Martin was a freelance photojournalist who worked regularly for The Birmingham News and other national publications in the 1960s. He is best known for his photographs of the voting rights marches from Selma to Montgomery in 1965, including those of Bloody Sunday at the Edmund Pettus Bridge. This exhibition includes many of his iconic images from the marches as well as the sequence of pictures taken as events unfolded.
Jonathan Purvis began his freelance documentary work while a student at the University of Montevallo. In 2007, he was the still photographer for a documentary film project on the Birmingham civil rights leader, the Rev. Fred Shuttlesworth, recording his return to Birmingham with visits to his former church, home and the 16th St. Baptist Church, site of the bombing that killed four girls in 1963. He also photographed for a documentary project on Amelia Boynton, one of the most active leaders in voting rights advocacy in Alabama, who suffered a beating on Bloody Sunday that is captured in Spider Martin’s sequential pictures. In 2011, Purvis photographed Ambassador Andrew Young for a project that brought him back to the Lorraine Motel in Memphis, where he was standing with Dr. Martin Luther King Jr. when he was assassinated. Purvis’ most recent photographs in the exhibition are from his portrait session with Congressman John Lewis in Atlanta after his participation in the 50th anniversary commemoration of the march on Washington.

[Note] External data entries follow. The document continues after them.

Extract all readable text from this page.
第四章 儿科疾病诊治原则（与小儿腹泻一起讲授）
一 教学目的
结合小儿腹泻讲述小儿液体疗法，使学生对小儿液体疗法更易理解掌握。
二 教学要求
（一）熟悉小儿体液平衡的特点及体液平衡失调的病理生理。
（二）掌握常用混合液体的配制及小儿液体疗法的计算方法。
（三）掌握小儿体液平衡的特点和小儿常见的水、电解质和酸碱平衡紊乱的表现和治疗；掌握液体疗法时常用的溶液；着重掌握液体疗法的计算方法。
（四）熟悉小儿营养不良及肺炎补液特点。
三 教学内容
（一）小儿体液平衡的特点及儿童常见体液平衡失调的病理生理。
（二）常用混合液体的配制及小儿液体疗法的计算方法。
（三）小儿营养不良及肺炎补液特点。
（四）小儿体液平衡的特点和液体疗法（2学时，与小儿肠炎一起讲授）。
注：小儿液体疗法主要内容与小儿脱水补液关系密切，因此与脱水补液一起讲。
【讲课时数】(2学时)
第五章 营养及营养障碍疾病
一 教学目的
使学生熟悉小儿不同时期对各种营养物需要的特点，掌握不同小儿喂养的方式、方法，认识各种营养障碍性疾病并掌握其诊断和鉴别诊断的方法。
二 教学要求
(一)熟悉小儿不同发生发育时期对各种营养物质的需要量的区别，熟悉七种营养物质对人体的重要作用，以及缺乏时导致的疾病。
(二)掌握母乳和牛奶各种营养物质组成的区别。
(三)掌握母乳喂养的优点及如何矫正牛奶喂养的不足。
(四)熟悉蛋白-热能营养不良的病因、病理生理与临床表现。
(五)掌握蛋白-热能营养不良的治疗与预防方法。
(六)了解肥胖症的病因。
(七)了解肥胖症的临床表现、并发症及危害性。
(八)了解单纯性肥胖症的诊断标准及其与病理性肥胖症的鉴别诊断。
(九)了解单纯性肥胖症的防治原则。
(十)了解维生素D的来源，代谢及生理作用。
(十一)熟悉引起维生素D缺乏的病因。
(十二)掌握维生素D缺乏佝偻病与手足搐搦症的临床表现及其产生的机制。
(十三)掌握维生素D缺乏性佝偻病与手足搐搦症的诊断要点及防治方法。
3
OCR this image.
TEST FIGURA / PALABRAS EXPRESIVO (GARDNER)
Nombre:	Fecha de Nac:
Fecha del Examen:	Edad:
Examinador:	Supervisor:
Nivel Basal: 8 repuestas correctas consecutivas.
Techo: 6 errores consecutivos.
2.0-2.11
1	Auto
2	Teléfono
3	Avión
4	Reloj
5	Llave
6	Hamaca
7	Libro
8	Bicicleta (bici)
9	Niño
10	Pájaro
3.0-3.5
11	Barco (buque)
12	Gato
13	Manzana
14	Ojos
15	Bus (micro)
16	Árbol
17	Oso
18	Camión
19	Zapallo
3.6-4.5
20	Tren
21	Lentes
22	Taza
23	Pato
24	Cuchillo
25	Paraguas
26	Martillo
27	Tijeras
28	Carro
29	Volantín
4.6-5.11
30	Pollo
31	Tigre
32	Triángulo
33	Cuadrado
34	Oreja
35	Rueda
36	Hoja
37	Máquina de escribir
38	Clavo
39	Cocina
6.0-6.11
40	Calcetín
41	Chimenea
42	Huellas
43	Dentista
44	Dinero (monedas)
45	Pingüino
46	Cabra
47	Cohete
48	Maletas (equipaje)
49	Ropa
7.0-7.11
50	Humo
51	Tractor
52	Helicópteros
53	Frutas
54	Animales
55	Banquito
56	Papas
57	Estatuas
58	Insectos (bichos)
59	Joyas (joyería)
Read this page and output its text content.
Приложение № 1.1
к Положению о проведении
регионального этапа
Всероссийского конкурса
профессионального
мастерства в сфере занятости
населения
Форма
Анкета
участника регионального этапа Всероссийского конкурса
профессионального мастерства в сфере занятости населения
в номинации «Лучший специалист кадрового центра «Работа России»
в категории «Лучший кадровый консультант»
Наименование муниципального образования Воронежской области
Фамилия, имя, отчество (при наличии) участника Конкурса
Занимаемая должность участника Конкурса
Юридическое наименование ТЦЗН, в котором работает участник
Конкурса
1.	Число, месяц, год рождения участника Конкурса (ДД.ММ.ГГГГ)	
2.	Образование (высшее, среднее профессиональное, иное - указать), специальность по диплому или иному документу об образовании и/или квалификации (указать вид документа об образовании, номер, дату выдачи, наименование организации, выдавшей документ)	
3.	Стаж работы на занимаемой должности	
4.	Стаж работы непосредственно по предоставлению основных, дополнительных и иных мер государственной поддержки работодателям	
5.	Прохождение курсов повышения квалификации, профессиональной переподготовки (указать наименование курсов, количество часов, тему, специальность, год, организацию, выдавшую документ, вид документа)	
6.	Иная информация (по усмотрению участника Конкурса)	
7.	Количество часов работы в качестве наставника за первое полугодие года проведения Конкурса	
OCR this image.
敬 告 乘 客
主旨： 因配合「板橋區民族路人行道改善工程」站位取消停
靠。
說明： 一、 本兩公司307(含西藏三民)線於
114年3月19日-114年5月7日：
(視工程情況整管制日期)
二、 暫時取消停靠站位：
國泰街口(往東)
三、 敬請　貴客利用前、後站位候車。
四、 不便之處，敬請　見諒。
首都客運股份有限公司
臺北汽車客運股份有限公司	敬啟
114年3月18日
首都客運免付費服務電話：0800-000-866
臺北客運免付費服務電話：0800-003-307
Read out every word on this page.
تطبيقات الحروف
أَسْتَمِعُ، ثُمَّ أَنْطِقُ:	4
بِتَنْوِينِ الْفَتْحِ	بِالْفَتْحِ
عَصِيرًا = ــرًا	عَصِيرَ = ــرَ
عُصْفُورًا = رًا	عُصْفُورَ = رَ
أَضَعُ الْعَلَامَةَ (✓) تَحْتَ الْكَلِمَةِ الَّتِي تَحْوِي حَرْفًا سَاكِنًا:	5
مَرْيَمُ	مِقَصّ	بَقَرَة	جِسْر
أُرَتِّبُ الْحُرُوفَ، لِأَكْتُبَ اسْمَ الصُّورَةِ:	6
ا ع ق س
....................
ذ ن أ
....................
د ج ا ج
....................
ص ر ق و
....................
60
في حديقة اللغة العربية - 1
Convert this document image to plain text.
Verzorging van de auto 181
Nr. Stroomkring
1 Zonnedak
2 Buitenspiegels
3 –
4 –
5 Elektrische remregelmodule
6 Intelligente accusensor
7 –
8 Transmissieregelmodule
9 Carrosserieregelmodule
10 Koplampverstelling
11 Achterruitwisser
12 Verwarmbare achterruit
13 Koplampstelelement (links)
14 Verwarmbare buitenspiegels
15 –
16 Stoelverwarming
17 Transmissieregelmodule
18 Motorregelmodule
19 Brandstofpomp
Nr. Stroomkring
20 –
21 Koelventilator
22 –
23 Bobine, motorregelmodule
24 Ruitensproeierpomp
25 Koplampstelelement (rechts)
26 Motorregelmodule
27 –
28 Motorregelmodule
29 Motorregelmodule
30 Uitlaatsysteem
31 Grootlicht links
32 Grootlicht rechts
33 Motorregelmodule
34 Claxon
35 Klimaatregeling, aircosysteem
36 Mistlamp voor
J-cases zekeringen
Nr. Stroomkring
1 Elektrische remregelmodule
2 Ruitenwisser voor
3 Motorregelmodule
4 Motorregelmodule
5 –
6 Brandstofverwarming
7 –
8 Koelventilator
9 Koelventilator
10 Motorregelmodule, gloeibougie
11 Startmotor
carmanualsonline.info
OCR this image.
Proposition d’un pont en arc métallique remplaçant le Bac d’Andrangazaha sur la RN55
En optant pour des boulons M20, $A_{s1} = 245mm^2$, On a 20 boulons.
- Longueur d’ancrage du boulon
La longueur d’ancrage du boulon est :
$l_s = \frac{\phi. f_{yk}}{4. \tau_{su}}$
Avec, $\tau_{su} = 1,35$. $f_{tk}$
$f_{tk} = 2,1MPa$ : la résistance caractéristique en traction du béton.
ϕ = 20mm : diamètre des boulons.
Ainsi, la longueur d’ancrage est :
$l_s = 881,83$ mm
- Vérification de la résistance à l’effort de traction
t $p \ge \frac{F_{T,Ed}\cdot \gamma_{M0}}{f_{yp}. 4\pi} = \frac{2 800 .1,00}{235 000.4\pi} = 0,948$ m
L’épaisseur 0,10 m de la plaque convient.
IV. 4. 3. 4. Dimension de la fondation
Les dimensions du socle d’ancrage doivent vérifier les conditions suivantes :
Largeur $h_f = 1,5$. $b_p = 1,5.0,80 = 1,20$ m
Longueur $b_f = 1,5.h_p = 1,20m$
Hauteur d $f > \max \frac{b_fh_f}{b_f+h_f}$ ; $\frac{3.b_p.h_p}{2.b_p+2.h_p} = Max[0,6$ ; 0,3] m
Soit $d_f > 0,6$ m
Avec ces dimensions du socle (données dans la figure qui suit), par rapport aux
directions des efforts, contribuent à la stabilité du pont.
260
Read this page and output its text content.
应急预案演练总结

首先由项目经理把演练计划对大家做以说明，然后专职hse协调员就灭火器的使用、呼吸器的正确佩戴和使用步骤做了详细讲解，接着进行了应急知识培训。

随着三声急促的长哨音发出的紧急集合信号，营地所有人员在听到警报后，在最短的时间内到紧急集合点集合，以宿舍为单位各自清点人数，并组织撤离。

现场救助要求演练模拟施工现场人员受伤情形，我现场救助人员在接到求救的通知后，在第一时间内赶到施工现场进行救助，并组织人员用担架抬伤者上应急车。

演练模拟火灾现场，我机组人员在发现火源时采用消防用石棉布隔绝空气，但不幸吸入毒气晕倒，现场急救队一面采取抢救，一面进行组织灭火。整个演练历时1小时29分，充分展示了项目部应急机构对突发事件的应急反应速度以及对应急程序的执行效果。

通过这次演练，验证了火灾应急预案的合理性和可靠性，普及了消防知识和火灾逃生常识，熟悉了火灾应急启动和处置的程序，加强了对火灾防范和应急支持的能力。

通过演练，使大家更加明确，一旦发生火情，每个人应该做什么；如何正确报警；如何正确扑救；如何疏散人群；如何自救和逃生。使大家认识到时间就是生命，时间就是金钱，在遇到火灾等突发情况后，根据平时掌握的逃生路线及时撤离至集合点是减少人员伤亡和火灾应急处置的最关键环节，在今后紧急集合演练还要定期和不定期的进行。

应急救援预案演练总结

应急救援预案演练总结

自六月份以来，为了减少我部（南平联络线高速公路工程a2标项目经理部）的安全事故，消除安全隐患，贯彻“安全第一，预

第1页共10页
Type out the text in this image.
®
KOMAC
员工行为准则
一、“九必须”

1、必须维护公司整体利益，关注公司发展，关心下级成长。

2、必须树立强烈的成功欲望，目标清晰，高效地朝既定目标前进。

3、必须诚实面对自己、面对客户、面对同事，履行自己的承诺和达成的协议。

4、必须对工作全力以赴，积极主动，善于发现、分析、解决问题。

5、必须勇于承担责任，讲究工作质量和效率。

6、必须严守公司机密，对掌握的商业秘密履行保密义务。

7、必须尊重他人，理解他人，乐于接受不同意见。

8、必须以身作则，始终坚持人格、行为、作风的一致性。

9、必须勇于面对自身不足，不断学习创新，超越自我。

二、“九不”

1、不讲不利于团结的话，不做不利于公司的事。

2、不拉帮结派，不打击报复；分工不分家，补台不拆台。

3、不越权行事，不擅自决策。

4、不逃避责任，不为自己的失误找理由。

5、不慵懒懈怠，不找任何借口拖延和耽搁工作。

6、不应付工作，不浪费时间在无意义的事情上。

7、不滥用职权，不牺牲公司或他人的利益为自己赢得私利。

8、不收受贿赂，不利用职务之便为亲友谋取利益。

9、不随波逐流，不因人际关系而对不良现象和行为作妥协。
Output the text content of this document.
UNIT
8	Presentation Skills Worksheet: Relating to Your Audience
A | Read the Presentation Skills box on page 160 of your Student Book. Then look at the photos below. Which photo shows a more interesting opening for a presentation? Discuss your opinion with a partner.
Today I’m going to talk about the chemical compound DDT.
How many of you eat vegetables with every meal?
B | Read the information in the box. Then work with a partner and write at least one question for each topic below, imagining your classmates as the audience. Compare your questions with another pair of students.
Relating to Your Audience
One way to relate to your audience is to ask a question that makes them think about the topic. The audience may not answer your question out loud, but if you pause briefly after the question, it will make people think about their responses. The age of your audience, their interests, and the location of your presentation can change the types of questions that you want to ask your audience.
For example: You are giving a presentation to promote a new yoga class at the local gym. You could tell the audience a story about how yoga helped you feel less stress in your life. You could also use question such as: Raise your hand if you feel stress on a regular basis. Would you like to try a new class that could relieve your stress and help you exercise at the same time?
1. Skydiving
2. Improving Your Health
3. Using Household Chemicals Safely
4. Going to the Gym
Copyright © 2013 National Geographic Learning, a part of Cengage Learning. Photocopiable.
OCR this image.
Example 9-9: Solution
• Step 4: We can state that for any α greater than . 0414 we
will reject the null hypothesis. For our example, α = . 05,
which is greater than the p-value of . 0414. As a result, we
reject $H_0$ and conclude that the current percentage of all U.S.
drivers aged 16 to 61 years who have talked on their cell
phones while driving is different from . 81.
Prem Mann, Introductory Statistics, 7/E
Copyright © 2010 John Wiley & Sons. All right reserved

In conjunction with this exhibition, a lecture and panel discussion, “Photography and the Civil Rights Movement,” will be presented Wednesday, Oct. 16, at 6:30 p.m., in the Merchants and Planters Bank Auditorium in Humanities Hall on the UM campus. Dr. Jessica Dallow, UAB associate professor of art history, whose research includes issues on race and representation, will lecture and serve on the panel. Additional panelists will include Dr. Wilson Fallin, UM professor of history and adviser to the president for minority affairs; Jonathan Purvis, a 2010 graduate of the University of Montevallo and freelance photographer; and artist Tracy Martin, daughter of Spider Martin and manager of his archive. The moderator will be Dr. Ruth Truss, UM professor of history and chair of the Department of Behavioral and Social Sciences. A reception will follow in The Gallery at Bloch Hall.